Embarrassed and infuriated. Increased pain is the reason why I’ve gained weight in the first place. Turns out that if I can’t go to the gym five times a week, my body doesn’t stay a size six. And I can’t go to the gym five times a week because my neck has decided it hates me.

It sucks. I feel trapped in a no-win scenario, and the person who’s supposed to be my guide to figuring out how to manage the issue doesn’t get it. Which reminds me, I still need to ask around if anyone has a doctor they like. I’m not going back to mine.

I don’t give a shit about being heavier. Going up a few sizes hasn’t done anything to make me feel less attractive. I’ve always loved the way I look, and that hasn’t changed. I’ve got great tits that are even better now. My tummy is soft, with a pooch that looks super cute in tight skirts. I’ve got legs for days and long blonde hair. The only complaint I have is that none of the weight has gone to my butt, but even with my flat ass, I’m hot as fuck.

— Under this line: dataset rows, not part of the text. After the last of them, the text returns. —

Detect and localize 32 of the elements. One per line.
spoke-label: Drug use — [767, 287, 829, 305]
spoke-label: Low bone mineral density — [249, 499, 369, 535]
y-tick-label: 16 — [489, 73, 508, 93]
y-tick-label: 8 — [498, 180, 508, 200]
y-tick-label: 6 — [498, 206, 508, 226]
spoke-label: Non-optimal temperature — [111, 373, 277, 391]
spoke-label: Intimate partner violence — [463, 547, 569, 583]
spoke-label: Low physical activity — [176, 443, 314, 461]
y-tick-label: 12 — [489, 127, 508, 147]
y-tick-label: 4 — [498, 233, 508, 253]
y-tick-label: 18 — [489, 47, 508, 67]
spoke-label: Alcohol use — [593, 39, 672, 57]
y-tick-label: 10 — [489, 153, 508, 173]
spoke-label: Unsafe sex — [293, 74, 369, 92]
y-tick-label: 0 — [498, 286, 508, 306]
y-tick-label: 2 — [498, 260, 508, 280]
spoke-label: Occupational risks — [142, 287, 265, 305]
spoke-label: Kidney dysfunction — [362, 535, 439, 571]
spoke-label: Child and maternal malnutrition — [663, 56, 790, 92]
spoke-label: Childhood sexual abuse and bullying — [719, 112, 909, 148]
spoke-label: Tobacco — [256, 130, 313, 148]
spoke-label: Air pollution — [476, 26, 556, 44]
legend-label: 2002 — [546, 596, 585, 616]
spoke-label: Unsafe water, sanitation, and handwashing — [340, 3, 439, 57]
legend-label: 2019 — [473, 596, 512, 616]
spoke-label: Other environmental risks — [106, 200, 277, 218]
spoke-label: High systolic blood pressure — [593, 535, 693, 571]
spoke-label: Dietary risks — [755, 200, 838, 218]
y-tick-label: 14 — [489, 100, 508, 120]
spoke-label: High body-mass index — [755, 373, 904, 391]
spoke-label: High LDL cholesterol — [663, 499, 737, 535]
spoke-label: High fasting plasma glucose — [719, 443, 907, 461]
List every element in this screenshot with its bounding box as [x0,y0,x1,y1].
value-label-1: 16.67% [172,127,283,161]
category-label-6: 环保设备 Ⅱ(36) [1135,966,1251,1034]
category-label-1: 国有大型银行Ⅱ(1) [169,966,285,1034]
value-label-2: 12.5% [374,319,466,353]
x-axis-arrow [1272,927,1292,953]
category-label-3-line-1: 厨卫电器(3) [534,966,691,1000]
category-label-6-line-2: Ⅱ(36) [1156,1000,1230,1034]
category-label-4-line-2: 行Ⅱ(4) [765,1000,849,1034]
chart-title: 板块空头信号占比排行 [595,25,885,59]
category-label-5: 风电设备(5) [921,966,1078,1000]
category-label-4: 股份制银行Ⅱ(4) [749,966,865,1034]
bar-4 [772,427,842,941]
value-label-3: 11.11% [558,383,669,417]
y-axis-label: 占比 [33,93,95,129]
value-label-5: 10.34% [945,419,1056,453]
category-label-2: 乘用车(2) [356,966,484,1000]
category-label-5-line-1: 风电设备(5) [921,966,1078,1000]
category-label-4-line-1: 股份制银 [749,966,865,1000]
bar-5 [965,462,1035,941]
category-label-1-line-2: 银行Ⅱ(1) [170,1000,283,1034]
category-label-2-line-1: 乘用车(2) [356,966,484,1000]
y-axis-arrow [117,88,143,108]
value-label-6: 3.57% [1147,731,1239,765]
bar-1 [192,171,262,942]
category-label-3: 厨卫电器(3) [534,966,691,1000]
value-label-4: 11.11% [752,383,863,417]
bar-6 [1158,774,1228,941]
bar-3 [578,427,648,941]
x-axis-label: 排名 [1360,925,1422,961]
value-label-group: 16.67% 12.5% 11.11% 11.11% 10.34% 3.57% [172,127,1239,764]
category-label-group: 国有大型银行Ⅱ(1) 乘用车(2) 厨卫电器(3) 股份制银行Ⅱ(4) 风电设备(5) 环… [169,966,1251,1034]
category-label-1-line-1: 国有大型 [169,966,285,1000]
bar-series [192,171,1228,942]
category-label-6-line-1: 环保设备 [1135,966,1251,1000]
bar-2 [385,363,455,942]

Though, I’d happily trade good looks for a body that actually works properly.

Too bad cyborg bodies don’t exist yet… maybe I’m tempting the robot uprising, but I’d be the first in line to upload my consciousness out of my pretty, defective meat sack. Hmm, but if I were a cyborg, where would my allegiance lie if it came to man vs. machine?

My wandering thoughts signal that the meds are kicking in. My mind is fuzzy, and I search on my phone for information about transhumanism and the future of cybernetics until I’m too sleepy to keep my eyes open.

Fingers crossed when I wake up, I’ll feel a little better. It looks like we’ve got a long way to go before I get my robot spine.